Imagine that your mechanic tells you that your brake pads seem thin, but doesn't know how long they will last. Or that your doctor says your child has a temperature, but isn't sure how high. Quantitative measurements help us make important decisions, especially in the doctor's office. But a potent and popular diagnostic scan, magnetic resonance imaging (MRI), provides mostly qualitative information.
An interdisciplinary Stanford team has now developed a new method for quantitatively measuring human brain tissue using MRI. The team members measured the volume of large molecules (macromolecules) within each cubic millimeter of the brain. Their method may change the way doctors diagnose and treat neurological diseases such as multiple sclerosis.
"We're moving from qualitative – saying something is off – to measuring how off it is," said Aviv Mezer, postdoctoral scholar in psychology. The team's work, funded by research grants from the National Institutes of Health, appears in the journal Nature Medicine.
Mezer, whose background is in biophysics, found inspiration in seemingly unrelated basic research from the 1980s. In theory, he read, magnetic resonance could quantitatively discriminate between different types of tissues.
"Do the right modifications to make it applicable to humans," he said of adapting the previous work, "and you've got a new diagnostic."
Previous quantitative MRI measurements required uncomfortably long scan times. Mezer and psychology Professor Brian Wandell unearthed a faster scanning technique, albeit one noted for its lack of consistency.
"Now we've found a way to make the fast method reliable," Mezer said.
Mezer and Wandell, working with neuroscientists, radiologists and chemical engineers, calibrated their method with a physical model – a radiological "phantom" – filled with agar gel and cholesterol to mimic brain tissue in MRI scans.
The team used one of Stanford's own MRI machines, located in the Center for Cognitive and Neurobiological Imaging, or CNI. Wandell directs the two-year-old center. Most psychologists, he said, don't have that level of direct access to their MRI equipment.
"Usually there are many people between you and the instrument itself," Wandell said.
This study wouldn't have happened, Mezer said, without the close proximity and open access to the instrumentation in the CNI.
Their results provided a new way to look at a living brain.
MRI images of the brain are made of many "voxels," or three-dimensional elements. Each voxel represents the signal from a small volume of the brain, much like a pixel represents a small volume of an image. The fraction of each voxel filled with brain tissue (as opposed to water) is called the macromolecular tissue volume, or MTV. Different areas of the brain have different MTVs. Mezer found that his MRI method produced MTV values in agreement with measurements that, until now, could only come from post-mortem brain specimens.
This is a useful first measurement, Mezer said. "The MTV is the most basic entity of the structure. It's what the tissue is made of."
The team applied its method to a group of multiple sclerosis patients. MS attacks a layer of cells called the myelin sheath, which protects neurons the same way insulation protects a wire. Until now, doctors typically used qualitative MRI scans (displaying bright or dark lesions) or behavioral tests to assess the disease's progression.
Myelin comprises most of the volume of the brain's "white matter," the core of the brain. As MS erodes myelin, the MTV of the white matter changes. Just as predicted, Mezer and Wandell found that MS patients' white matter tissue volumes were significantly lower than those of healthy volunteers. Mezer and colleagues at Stanford School of Medicine are now following up with the patients to evaluate the effect of MS drug therapies. They're using MTV values to track individual brain tissue changes over time.

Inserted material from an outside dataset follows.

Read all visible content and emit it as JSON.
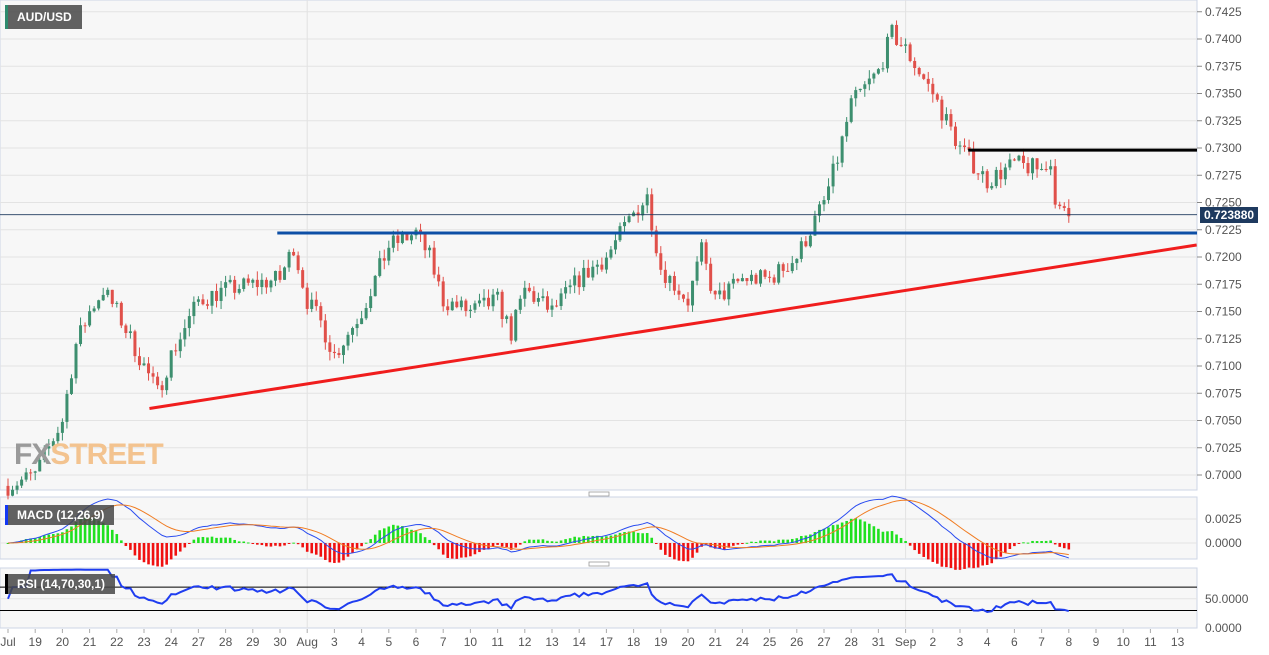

The team's results were consistent among five MRI machines.
Mezer and Wandell will next use MRI measurements to monitor brain development in children, particularly as the children learn to read. Wandell's previous work mapped the neural connections involved in learning to read. MRI scans can measure how those connections form.
"You can compare whether the circuits are developing within specified limits for typical children," Wandell said, "or whether there are circuits that are wildly out of spec, and we ought to look into other ways to help the child learn to read."
Tracking MTV, the team said, helps doctors better compare patients' brains to the general population – or to their own history – giving them a chance to act before it's too late.